Coordination and control of multi-robot systems

Abstract

Modern technology facilitates the versatile use of robotic systems in multiple facets of life. The increasing need for efficient automation propels research in multi-robot systems (MRSs), essential for tasks like surveillance and search and rescue missions. Optimally covering an environment requires a framework that drives the robotic team to cover multiple distinct areas in the environment, be capable of reacting to time varying features in the environment and in the team itself, and optimally exploit the heterogeneity in the robot team at all times. The work presented in this thesis is a step in this direction. More specifically, this thesis presents the design, implementation and validation of a holistic framework tailored for the coverage control application using an MRS. Current literature on this research area focuses on solving one singular aspect that affects the coverage control of the MRS, such as introducing energy awareness in the control algorithm, or tracking the time varying features of the environment. However, to the best of our knowledge, to date no work in literature simultaneously addresses multiple factors that typify most real-life coverage control applications. To this end, the novel modular framework proposed in this thesis exploits the heterogeneity in the robot team by optimally allocating robots to particular regions of relatively higher importance in the environment, according to the requirements of each region and the capabilities of the robots.

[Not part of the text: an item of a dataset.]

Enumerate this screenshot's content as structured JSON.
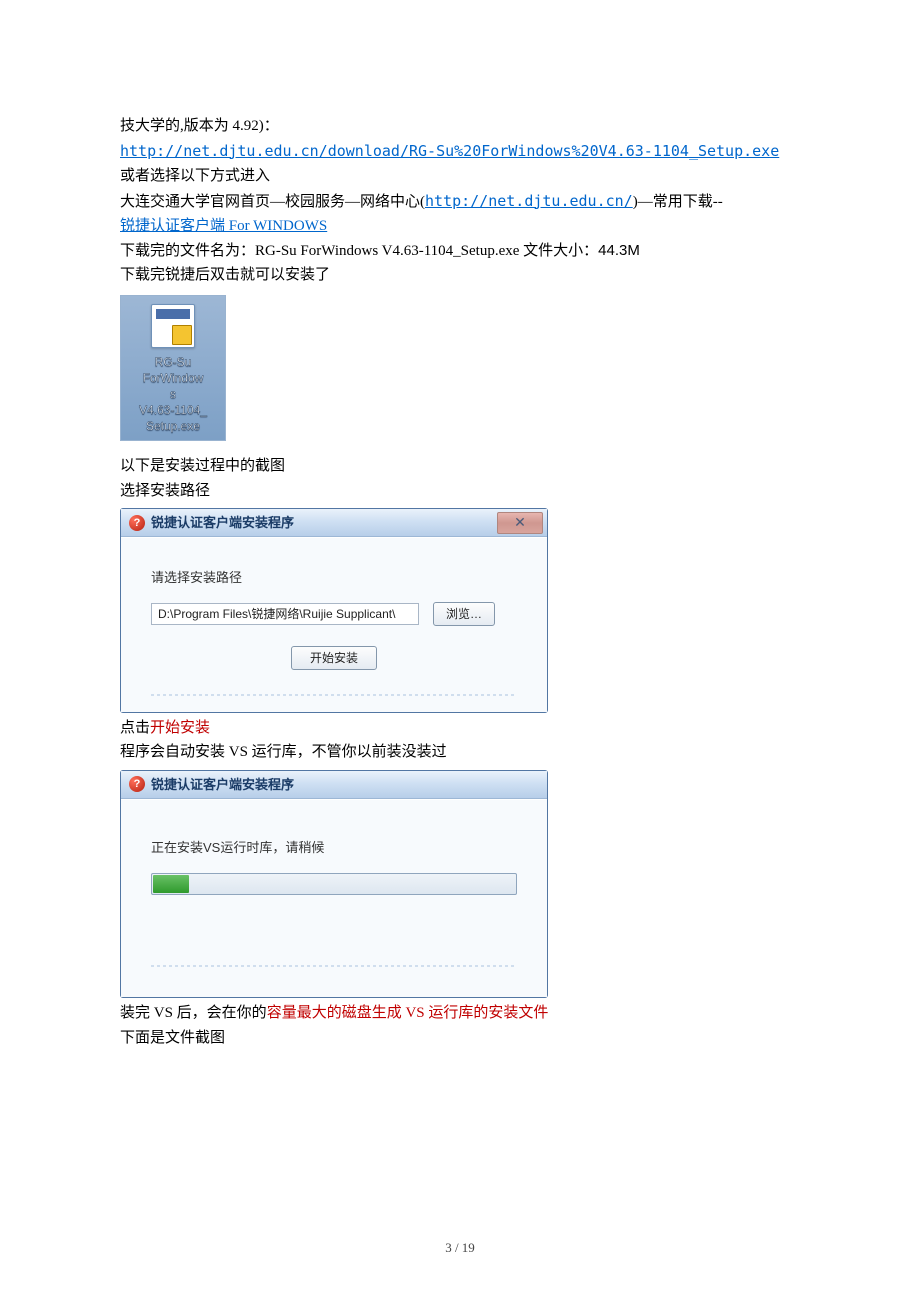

Furthermore, the environment is smartly segmented into cells according to the energy reserves of the robot, its sensors’ performance and its maximum velocity, and each robot is made to cover one cell. Finally, a novel energy-aware controller that accurately and efficiently drives the robots to their respective cells and keeps tracking them is designed. The proposed control law is shown to converge the MRS to a centroidal voronoi tessellation (CVT). All these algorithms are combined into a non-trivial modular framework that addresses various practical aspects for the coverage control of a given environment. Finally, comprehensive and realistic simulations are employed to test and validate each module and the complete framework.